Tendo dito isso, passemos a analisar a questão do Facebook: este possui escritório estabelecido no Brasil, operando no país legalmente. Somente este fato implica em que os serviços de venda de anúncio são feitos aqui no Brasil? Não necessariamente.
A meu ver, a operação de venda de anúncios deve ter sido realizada aqui no Brasil para que a hipótese de incidência tributária (a possibilidade de cobrança de tributos) seja aplicável ao fato. A questão que se coloca portanto é: onde se realiza a operação de venda de anúncios do Facebook? Em território brasileiro ou fora dele?
Eu diria que a resposta é… depende.
Segundo informações obtidas, o Facebook atende no Brasil somente clientes de grande porte e sequer atenderia telefonemas advindas de cliente de menor porte, aos quais restaria a opção de compra eletrônica de anúncios, feita de forma automatizada, através do próprio sítio do Facebook, com pagamento através de cartão de crédito.
Tal operação automatizada, estaria fora da alçada do Município de São Paulo para efetuar quaisquer cobranças, posto que efetuada fora do país – não é o escritório brasileiro o responsável por receber aquele pedido automatizado e processá-lo, tampouco é o escritório brasileiro que recebe o pagamento.
Quanto às operações efetuadas através do escritório nacional (voltado, até onde se sabe, para clientes de grande porte), estas sim estariam obrigadas ao pagamento do tributo competente (ISSQN) e portanto, à emissão de Nota Fiscal.
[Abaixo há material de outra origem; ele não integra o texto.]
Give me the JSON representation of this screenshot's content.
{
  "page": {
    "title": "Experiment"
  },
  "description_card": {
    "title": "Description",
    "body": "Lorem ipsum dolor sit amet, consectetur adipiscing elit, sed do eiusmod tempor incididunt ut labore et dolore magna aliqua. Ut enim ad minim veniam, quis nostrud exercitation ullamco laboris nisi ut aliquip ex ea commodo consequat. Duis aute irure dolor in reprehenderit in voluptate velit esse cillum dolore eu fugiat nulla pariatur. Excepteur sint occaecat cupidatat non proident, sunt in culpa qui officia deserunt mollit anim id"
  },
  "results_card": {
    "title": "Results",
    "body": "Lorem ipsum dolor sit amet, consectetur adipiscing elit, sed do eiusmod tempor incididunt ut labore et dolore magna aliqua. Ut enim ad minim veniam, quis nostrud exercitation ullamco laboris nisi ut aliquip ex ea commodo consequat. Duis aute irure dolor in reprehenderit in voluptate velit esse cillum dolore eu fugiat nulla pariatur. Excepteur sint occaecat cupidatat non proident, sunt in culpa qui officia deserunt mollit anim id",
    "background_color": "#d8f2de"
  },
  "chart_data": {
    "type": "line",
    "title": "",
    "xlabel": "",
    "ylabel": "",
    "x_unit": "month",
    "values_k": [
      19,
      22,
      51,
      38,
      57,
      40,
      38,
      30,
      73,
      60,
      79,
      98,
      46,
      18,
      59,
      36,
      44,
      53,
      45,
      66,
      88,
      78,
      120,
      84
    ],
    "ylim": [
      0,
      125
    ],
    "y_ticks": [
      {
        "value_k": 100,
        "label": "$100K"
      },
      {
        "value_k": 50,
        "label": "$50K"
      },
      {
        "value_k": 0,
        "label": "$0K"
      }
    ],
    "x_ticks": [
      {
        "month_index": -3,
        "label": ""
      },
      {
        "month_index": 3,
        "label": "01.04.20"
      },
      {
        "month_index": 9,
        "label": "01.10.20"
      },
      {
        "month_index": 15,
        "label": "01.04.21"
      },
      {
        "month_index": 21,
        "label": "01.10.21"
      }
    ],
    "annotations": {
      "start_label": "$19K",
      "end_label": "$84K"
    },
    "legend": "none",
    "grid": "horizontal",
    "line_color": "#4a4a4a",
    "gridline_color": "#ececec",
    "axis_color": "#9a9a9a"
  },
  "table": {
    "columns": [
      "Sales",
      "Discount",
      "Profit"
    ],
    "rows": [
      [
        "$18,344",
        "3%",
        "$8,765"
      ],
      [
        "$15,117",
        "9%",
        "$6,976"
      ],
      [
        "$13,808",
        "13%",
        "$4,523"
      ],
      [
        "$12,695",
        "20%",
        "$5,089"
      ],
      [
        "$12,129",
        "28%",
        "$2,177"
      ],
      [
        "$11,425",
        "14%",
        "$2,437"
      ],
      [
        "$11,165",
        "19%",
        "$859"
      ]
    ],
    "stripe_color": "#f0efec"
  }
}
O STJ, a respeito do domícilio do contribuinte já decidiu, em Recurso Especial de relatoria do Ministro Asfor Rocha, que é o local da prestação EFETIVA dos serviços o da ocorrência do fato gerador (ou seja, é o local da efetiva prestação de serviço que determinará qual imposto incidirá sobre esta):
RECURSO ESPECIAL Nº 1.327.993 – PE (2012/0058164-3)
RELATOR : MINISTRO CESAR ASFOR ROCHA
RECORRENTE : ARCONSULT CONSULTORIA E ASSESSORIA TÉCNICA LTDA
ADVOGADO : RICARDO J L PRAGANA FILHO E OUTRO(S)
RECORRIDO : MUNICÍPIO DE RECIFE
PROCURADOR : HUMBERTO CABRAL VIEIRA DE MELO E OUTRO(S)
EMENTA
TRIBUTÁRIO. ISS. LOCAL DA PRESTAÇÃO EFETIVA DOS SERVIÇOS COMO O DA OCORRÊNCIA DO FATO GERADOR.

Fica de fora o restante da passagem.